There is no way around this aspect of the real estate agent’s work day; administrative tasks must be done. Administrative activities include:
- Returning calls and emails from clients, agents, trade and service providers (including property inspectors, repair persons, financial institution representatives)
- Processing documents, agreements, lease records (completing, submitting, and filing)
- Attending meetings with colleagues
- Scheduling appointments, meetings, open houses, showings
- Creating marketing plans and collateral for promoting listings and services
- Filing records, correspondence, materials using both paper and electronic filing systems
- Data entry and maintenance of client databases
- Budget development – monthly, quarterly, and annual operations
- Maintenance of websites and social media profiles (on industry news, accomplishments, current properties, etc.)
- Research on properties that are active, pending, and sold for developing comparative market analysis (CMA) reports
Agents must carefully balance the demands of income-related and administrative activities. There is no 50/50 split of administrative vs. income-generating time. Here are some of the income-related activities that can occur on any workday:
- Lead generating is essential to an agent’s success, then turning those leads into sales. Commissions are paid on the sale, rental, or purchase of property.
- Client support requires the agent to spend time preparing a listing, taking photographs, discussing marketing strategies, showing properties, accompanying the client to property inspections and meetings with loan officers, processing contracts and sale/purchase documents, etc.
- Attending meetings with other agents and brokers to become aware of (and share)new listings, updates on current properties, and discuss client needs.

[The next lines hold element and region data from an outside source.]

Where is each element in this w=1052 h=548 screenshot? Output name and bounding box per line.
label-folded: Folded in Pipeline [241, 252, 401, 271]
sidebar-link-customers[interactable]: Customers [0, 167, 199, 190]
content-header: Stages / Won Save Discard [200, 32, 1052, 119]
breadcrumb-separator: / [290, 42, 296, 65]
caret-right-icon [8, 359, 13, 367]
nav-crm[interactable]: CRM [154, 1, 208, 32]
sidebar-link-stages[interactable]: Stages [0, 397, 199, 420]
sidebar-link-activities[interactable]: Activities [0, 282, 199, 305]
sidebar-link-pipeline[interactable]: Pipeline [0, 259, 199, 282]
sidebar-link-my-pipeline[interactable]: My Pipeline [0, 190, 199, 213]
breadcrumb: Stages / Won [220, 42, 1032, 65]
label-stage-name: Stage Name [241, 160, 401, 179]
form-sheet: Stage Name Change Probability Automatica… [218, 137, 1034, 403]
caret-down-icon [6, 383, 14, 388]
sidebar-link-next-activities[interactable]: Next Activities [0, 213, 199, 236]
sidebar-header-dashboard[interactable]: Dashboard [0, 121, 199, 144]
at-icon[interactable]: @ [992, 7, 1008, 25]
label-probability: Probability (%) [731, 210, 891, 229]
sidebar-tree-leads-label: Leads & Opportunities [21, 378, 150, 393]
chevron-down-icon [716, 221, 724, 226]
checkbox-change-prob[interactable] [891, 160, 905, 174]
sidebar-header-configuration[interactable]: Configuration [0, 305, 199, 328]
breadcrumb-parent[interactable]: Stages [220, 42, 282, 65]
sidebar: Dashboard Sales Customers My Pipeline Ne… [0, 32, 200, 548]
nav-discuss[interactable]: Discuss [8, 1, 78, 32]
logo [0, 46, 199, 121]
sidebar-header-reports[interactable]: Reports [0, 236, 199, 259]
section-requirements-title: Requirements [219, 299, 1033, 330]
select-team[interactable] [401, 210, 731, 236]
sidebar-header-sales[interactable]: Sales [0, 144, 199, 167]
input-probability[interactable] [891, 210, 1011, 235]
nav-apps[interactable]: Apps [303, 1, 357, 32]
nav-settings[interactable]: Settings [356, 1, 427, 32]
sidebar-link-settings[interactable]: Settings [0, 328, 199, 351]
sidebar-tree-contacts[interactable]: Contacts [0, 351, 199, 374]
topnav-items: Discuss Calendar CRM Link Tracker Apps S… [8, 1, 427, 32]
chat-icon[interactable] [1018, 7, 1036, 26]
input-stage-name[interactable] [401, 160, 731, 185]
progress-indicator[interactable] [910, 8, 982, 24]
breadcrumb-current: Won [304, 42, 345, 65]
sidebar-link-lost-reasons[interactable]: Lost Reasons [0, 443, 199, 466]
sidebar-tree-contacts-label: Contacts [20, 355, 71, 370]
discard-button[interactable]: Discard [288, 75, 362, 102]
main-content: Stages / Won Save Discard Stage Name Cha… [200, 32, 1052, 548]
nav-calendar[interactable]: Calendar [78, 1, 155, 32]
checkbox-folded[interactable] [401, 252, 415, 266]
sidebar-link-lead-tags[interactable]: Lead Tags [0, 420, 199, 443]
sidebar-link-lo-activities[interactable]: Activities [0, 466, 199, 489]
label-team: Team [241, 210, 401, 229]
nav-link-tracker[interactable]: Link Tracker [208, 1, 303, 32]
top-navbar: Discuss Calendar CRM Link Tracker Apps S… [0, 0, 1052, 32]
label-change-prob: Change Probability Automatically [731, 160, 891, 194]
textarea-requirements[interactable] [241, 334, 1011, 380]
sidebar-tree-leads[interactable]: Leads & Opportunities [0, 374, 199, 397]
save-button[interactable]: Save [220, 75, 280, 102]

- Touring properties allows agents to be aware of properties that may be of interest to their buyer clients; touring also provides valuable information on pricing that helps agents to determine appropriate listing prices for the properties they are representing.
- Home evaluations must be done to note details and points of interest that will help the agent effectively market a property. The agent may also be involved with home staging and monitoring repair and restoration work.
- Education – most states require licensed real estate agents to earn continuing education credits as part of maintaining their active license status. Some agents also choose to expand their skills and industry knowledge to improve their marketability.
- Open houses and showings -agents host open houses for their property listings and schedule and accompany clients on tours of other agents’ listed properties.
- In addition to all those activities, real estate agents spend time as educators and therapists, throughout the selling or buying process and when something doesn’t go according to plan.
Some days will be spent almost entirely on administrative activities and other days will be spent in the field with clients, colleagues, and others connected with the real estate industry. This variety is what appeals to many real estate agents – there is no typical workday!